For the people who are really exercised about this I think they imagine (or want to imagine? Not sure), Obama as some sort of latter-day Braveheart with flowing hair and clanking armor turning his horse before his assembled horde of blue-paint smeared warriors, hairy and wild, and instead of delivering the expected primal YARRRRRRR! against England starts talking about the need to combat the ethnic group in the lower half of the island of Britain which was formally annexed by Rome, later settled by the Saxons, has developed over almost a millennium ineradicably distinct folkways and culture, and must not be allowed to dominate the native Celtic community in the northern part of the Island. And you see the warriors looking around crestfallen and confused, maybe here and there, with an uncertain ‘yar?’
You can sort of imagine Monty Python in its prime playing out the scene almost to perfection.
Rhetoric is important. Important in general, important in a leader. For my money, one of Obama’s best qualities as a president is his steadiness, his lack of drama, both in the lack of drama emerging out of his inner circle and his steadiness, unruffledness in the face of new challenges. We had a man who was big on drama and announcing ‘we’re all …’ this or that new national group every few days who the country could have elected back in 2008 and we did not. Having said all this, there are of course pluses and minuses to this style of leadership. And perhaps when it comes to war cries, it is a limitation. I fully recognize the legitimacy of this point. I do not believe that kind of inspirational or more emotional leadership requires a specific focus on Islam.

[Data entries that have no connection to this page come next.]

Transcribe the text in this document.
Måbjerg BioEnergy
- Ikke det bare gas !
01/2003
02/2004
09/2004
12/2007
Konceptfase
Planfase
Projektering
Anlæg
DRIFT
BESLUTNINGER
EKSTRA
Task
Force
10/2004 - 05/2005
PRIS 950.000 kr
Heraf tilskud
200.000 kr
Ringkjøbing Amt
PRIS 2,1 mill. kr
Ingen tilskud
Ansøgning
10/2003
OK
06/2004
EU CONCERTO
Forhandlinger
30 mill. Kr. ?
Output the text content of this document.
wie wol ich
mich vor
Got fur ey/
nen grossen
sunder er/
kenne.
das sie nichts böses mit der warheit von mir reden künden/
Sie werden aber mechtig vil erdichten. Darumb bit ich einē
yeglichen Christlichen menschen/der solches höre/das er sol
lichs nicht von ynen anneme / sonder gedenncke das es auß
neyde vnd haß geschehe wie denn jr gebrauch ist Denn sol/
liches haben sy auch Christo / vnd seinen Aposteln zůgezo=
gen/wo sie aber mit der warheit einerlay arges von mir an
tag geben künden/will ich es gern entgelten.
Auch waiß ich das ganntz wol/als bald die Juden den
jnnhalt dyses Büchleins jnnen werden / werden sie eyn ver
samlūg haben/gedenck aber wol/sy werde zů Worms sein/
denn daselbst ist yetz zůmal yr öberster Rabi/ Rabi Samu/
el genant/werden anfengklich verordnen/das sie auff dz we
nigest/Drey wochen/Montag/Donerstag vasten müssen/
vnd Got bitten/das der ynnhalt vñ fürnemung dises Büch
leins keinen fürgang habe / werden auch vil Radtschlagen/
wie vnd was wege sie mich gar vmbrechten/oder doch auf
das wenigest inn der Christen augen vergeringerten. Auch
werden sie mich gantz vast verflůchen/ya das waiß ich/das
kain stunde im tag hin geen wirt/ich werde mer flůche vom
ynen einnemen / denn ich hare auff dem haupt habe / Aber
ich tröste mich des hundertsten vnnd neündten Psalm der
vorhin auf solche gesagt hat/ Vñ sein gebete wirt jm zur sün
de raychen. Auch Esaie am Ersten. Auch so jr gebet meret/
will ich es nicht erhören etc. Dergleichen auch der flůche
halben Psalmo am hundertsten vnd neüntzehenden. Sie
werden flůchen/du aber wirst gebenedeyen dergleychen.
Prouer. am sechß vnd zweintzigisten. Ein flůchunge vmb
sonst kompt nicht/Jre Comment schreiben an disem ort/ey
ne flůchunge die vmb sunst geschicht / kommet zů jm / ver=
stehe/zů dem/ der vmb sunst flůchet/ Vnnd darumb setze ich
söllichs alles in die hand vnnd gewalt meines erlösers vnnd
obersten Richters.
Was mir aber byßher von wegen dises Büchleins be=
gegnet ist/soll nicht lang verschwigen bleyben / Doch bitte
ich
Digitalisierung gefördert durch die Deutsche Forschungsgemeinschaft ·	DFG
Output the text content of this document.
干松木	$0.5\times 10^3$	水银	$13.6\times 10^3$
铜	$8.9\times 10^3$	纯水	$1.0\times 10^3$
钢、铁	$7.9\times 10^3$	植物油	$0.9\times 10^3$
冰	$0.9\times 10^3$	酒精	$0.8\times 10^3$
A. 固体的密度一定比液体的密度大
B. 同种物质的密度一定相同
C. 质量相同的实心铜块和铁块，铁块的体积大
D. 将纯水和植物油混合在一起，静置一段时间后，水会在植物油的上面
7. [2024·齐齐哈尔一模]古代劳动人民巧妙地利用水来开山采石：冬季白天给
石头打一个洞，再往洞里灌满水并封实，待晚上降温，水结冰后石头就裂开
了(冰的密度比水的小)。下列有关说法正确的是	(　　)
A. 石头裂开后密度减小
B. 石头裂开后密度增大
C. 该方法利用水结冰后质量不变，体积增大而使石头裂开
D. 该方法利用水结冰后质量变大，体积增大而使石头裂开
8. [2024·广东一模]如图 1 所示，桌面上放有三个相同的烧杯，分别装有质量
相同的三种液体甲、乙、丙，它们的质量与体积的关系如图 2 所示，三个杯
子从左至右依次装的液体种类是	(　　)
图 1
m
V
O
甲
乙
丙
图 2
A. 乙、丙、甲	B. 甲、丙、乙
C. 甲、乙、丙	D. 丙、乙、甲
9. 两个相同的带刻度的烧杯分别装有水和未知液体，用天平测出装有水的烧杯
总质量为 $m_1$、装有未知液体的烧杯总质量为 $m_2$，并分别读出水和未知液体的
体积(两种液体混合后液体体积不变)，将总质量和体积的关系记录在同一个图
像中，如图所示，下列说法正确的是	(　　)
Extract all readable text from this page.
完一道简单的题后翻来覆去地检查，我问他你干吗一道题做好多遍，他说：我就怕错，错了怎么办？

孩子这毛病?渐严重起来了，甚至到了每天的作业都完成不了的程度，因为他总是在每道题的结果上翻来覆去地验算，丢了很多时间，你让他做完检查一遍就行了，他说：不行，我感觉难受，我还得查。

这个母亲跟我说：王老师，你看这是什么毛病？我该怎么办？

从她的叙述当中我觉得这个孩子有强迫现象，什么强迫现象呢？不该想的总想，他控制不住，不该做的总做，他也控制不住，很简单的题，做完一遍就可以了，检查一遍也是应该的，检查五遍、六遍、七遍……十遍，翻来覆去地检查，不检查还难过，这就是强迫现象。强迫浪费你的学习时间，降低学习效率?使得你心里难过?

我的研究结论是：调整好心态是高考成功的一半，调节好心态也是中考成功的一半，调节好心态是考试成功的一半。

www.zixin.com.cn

I think Fareed Zakaria has the much better part of this argument. President Obama is not running a seminar on Islamic theology or the Rashidun period of Muslim history. He is trying to forge a broad coalition which necessarily must involve, must have at its forefront, countries made up overwhelmingly of Muslims. At least in the abstract that is a decent reason for avoiding approaches which tend to portray the clash or can be portrayed as a clash between Islam and the West. Whether the execution is right, I’m genuinely not sure. But even beyond those who are simply trying to score domestic political points – and I fully grant that’s not everyone – I have yet to see any actual argument about why this matter of word choice has any practical effect beyond a kind of righteous self-expression. In the absence of that, the plausible arguments for its benefits seem more than worth considering.